Özellikle Ukrayna krizi nedeniyle Rusya’ya yönelik uygulanan yaptırımların da Putin’i nasıl güçlü kıldığını görmek gerek. Yaptırımlar Rusya’yı her alanda kendi üretimini yapmaya zorluyor. En son ABD’nin tüm savunma sistemlerini geçebilecek olan Rusya’nın geliştirdiği nükleer füze de aslında ABD’ye bir yanıt. ABD Sovyetler Birliği ile 1972’de imzaladığı Antibalistik Füze Anlaşması’ndan 2001’de çekilmişti. Putin, “o zaman bizi dinlememiştiniz,şimdi bizi dinlemek zorundasınız” demişti füze denemesinden sonra yaptığı konuşmada.

***

Anlaşmaya açık

İç politikada ne kadar eleştirilecek tutumu olursa olsun kimse Putin’in tüm dünyayı karşısına aldığını söyleyemez. Yakın bir tarihte bir ABD televizyonuna yaptığı açıklamada Rusya’nın ABD ile Stratejik Silahların Azaltılması Anlaşması’nı yenilemeye hazır olduğunu duyurmuştu.

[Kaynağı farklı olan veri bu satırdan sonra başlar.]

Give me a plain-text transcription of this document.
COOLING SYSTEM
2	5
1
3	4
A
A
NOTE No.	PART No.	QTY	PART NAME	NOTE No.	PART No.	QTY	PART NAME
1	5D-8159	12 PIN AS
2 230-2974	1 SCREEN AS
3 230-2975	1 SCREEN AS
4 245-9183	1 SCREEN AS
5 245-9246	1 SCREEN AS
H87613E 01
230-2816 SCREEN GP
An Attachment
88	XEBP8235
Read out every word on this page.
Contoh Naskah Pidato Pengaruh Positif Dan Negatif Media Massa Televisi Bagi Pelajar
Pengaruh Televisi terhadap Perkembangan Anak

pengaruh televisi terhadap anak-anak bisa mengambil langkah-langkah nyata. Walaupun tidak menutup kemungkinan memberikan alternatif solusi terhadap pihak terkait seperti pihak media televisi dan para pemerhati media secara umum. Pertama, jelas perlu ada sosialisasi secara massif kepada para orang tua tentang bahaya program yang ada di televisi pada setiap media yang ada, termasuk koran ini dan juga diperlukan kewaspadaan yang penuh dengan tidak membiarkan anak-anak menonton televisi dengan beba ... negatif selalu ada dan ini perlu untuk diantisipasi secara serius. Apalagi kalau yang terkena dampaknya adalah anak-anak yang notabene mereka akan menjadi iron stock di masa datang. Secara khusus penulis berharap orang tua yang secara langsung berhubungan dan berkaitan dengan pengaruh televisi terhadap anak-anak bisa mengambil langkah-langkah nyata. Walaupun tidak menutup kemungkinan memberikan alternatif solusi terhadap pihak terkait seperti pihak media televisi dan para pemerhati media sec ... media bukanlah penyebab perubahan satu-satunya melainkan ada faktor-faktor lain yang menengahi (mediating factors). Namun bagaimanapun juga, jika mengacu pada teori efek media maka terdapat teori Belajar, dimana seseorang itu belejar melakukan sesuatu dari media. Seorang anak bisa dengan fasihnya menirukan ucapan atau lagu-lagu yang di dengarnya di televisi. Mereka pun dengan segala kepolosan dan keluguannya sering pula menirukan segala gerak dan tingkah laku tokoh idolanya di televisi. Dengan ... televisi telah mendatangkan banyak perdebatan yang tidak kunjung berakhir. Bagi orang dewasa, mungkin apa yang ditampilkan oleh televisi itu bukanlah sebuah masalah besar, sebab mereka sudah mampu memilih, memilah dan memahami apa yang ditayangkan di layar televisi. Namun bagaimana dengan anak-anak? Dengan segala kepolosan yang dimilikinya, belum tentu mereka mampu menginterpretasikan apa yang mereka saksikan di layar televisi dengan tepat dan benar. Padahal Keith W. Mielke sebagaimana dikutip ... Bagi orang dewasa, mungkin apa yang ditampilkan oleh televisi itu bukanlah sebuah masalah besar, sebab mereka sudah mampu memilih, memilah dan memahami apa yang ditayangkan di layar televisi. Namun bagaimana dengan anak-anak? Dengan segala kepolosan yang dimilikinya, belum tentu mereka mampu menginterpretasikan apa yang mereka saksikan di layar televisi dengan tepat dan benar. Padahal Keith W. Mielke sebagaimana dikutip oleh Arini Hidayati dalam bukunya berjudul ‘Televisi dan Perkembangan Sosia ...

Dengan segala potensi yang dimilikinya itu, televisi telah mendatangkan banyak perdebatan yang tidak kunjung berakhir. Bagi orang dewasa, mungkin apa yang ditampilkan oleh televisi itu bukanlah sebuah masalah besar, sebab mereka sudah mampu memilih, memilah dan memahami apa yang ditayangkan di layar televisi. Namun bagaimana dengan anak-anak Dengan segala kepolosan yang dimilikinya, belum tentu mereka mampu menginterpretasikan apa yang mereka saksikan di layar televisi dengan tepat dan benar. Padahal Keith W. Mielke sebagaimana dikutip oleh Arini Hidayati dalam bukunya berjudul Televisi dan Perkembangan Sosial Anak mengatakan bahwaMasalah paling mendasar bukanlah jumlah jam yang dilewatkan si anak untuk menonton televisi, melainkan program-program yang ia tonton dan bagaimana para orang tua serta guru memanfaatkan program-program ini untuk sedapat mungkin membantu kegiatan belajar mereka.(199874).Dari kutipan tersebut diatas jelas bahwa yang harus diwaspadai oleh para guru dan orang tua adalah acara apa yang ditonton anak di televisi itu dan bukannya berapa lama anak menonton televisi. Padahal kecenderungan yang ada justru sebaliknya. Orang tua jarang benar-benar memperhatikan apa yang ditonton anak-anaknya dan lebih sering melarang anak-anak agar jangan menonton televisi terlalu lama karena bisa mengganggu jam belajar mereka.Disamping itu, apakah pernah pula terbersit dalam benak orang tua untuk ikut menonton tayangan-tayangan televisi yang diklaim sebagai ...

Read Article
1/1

Putin iç politikadan çok dış politikada aktif olmaya önem veren bir devlet adamı. Bu tutumu iç politikada da işine yarıyor elbette. Yükselen “Rus Milliyetçiliği” Putin’in dış politikada aktif olmasını “Güçlü Rusya”nın etkisi olarak yorumluyor.

Putin, dış politikası sayesinde popülaritesi sürekli yükselen biri. “Büyük Rusya’yı kurmanın dış politikada hamasi nutuklarla yapılmadığını bilecek bilgisi görgüsü de var. Putin’in dördüncü dönemi bakalım ne gibi gelişmelere yol açacak.